En France, les librairies sont très concentrées dans les grandes villes. À Paris, par exemple, on compte plus de 20 % du total des librairies françaises, pour seulement 3 % de la population. Plus de 90 % des quelque 35 000 communes françaises n’ont pas de librairie sur leur territoire. Ainsi, 45% des Français qui achètent des livres en ligne le font en raison de l’éloignement des points de vente physiques. Cette proportion atteint même 81% dans les communes rurales.
L’instauration de frais de livraison obligatoires fixés à 3€ représenterait une hausse de 40% du coût d’acquisition d’un livre de poche à 7.50€. Avec plus de 400 millions de livres vendus chaque année en France, dont 17 % en ligne, cette mesure représenterait un surcoût de plusieurs centaines de millions d’euros par an pour les lecteurs en France.

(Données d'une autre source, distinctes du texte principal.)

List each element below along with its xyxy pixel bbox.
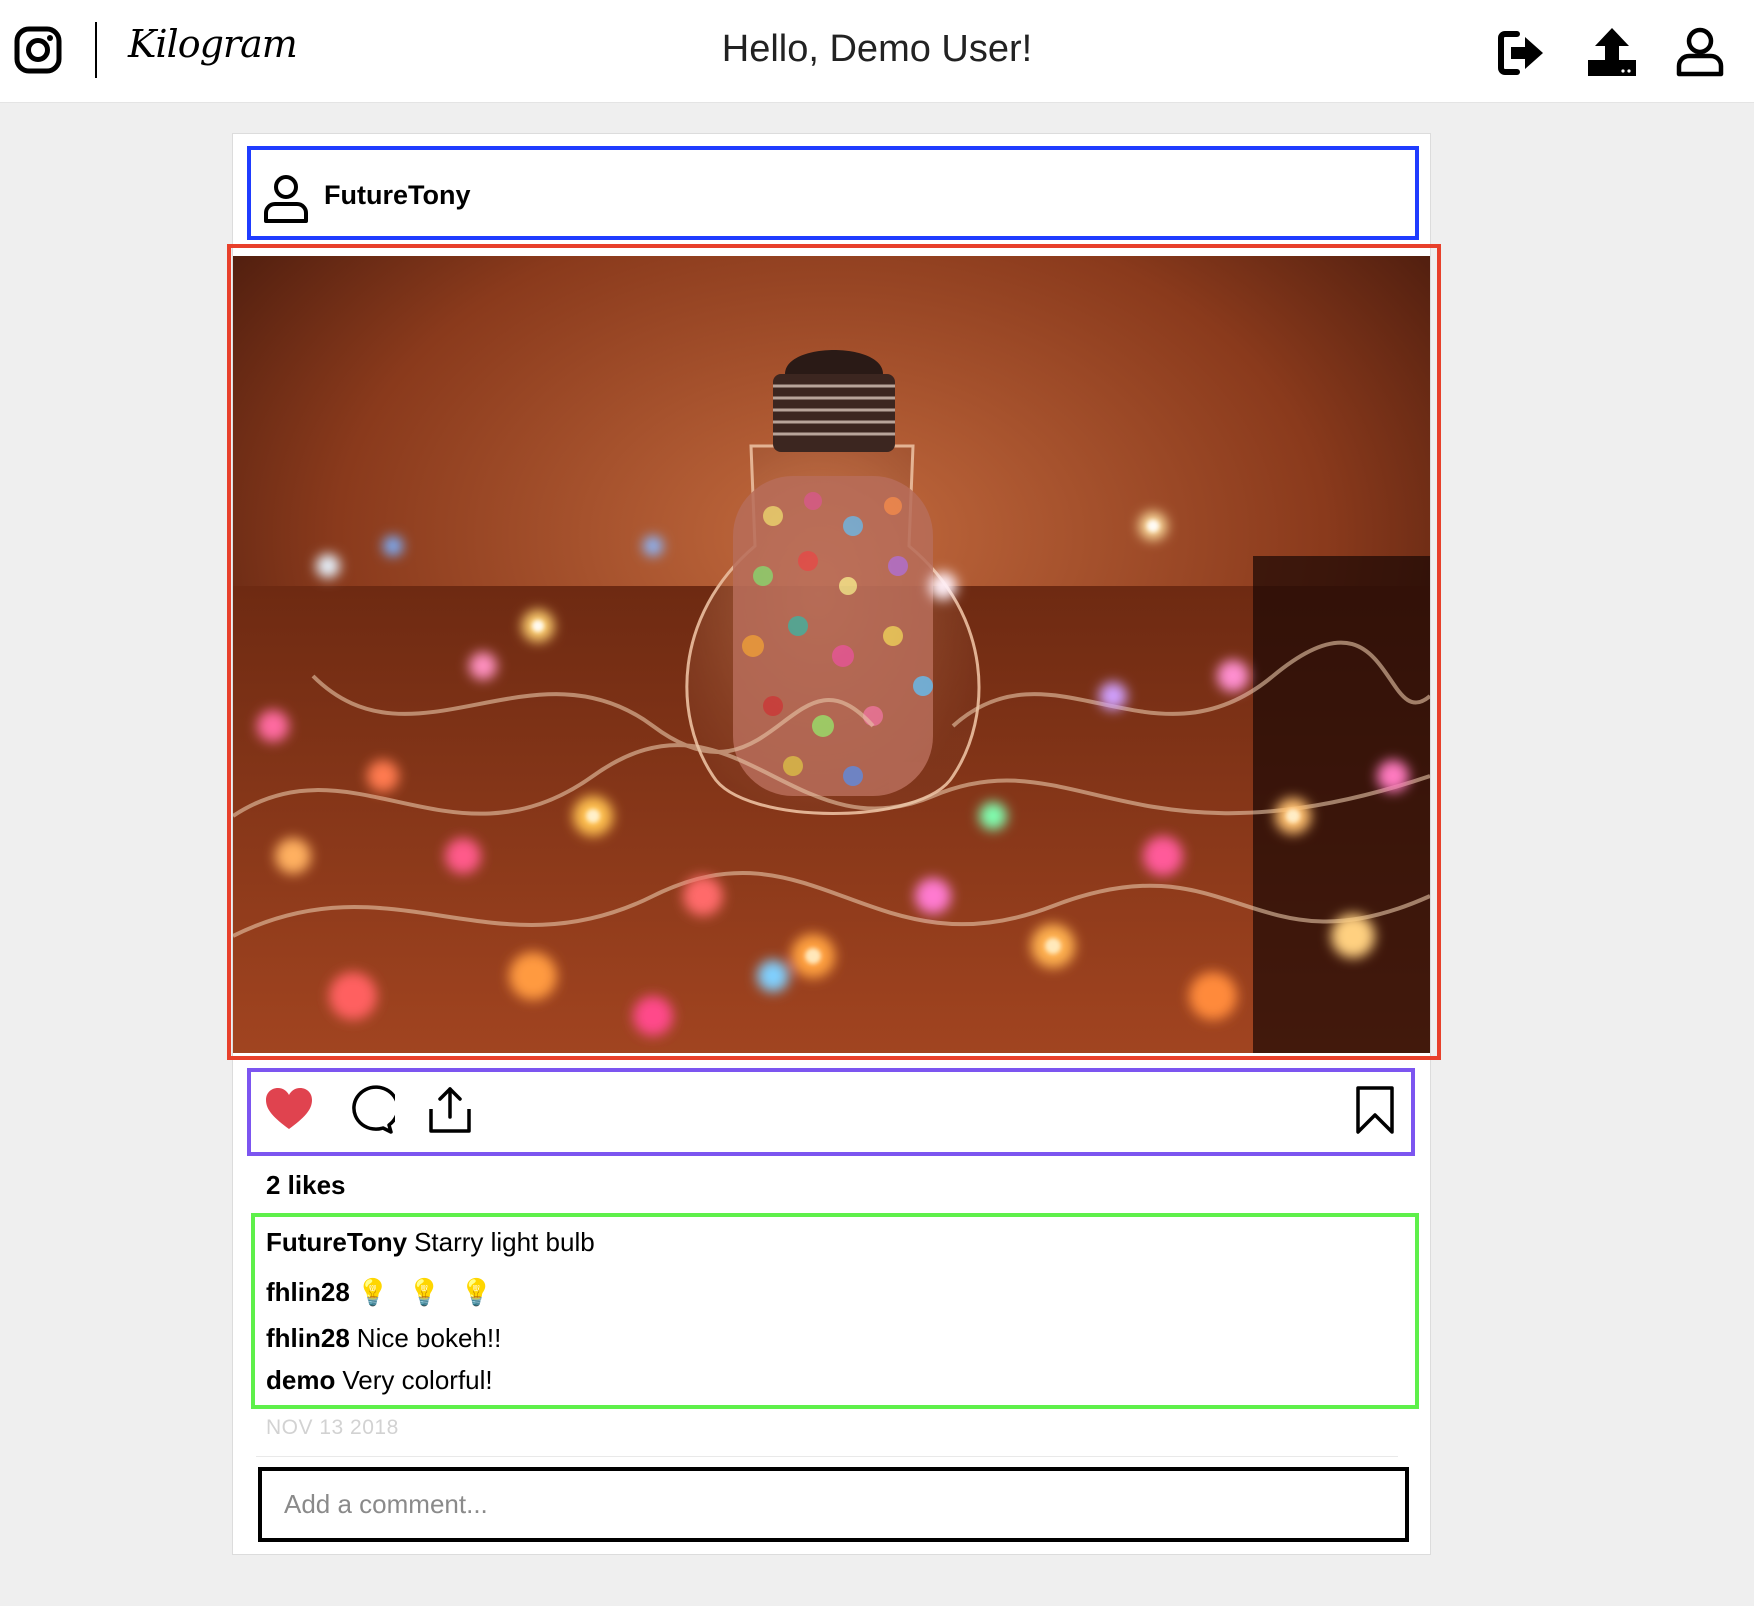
profile-icon[interactable] [1673, 26, 1727, 80]
divider [256, 1456, 1398, 1457]
post-actions-highlight [247, 1068, 1415, 1156]
comment-input[interactable] [262, 1471, 1405, 1538]
comments-highlight [251, 1213, 1419, 1409]
comment-input-box[interactable] [258, 1467, 1409, 1542]
post-image-highlight [227, 244, 1441, 1060]
likes-count[interactable]: 2 likes [266, 1170, 346, 1201]
greeting-text: Hello, Demo User! [721, 28, 1033, 70]
post-date: NOV 13 2018 [266, 1416, 399, 1439]
post-header-highlight [247, 146, 1419, 240]
logout-icon[interactable] [1495, 26, 1549, 80]
top-nav: Kilogram Hello, Demo User! [0, 0, 1754, 103]
upload-icon[interactable] [1585, 26, 1639, 80]
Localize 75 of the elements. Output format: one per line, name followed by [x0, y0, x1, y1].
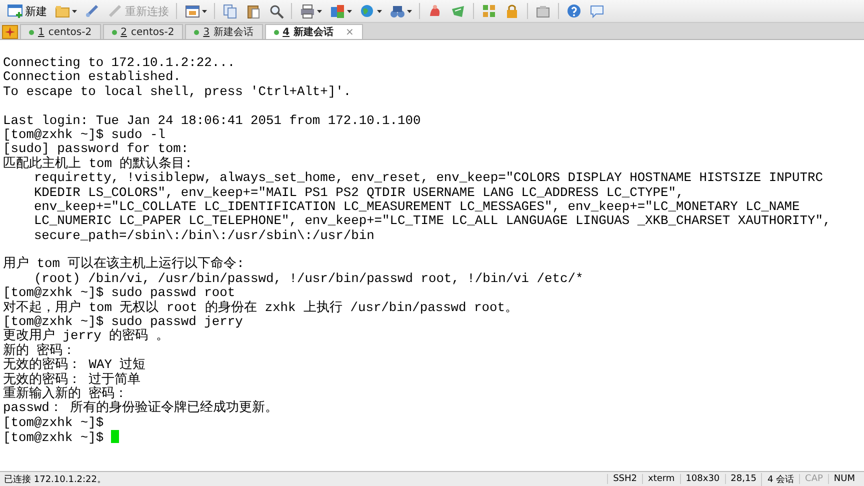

Ceux-ci pourraient alors être confrontés à une alternative difficile : renoncer à certains de leurs achats de livres et donc lire moins, ou alors supporter des coûts supplémentaires substantiels, soit en acquittant 3€ supplémentaires à chaque achat de livres, soit en prenant leur voiture ou d’autres moyens de transport pour se rendre en librairie, en grande surface spécialisée ou au centre commercial en fonction de l’offre disponible sur le territoire.
Auto-édition et petites maisons d’édition : les grandes perdantes ?
En outre, cette mesure pourrait entraver la diffusion des œuvres d’auteurs auto-édités et de petites maisons d’édition qui touchent leur public via la vente en ligne, explique Amazon dans son communiqué. Plus de 10 millions de titres en français sont disponibles sur Amazon, alors que les librairies physiques offrent généralement une sélection de quelques milliers ou dizaines de milliers de titres.
Amazon expédie une sélection 60% plus large d’ouvrages que l’ensemble des canaux de vente hors ligne, c’est-à-dire des librairies physiques de toute taille, magasins spécialisés, hyper et supermarchés réunis. Des coûts plus importants pour les consommateurs pour accéder à ces œuvres conduiraient à une baisse des ventes et des revenus pour ces auteurs et maisons d’édition. Et aussi pour Amazon.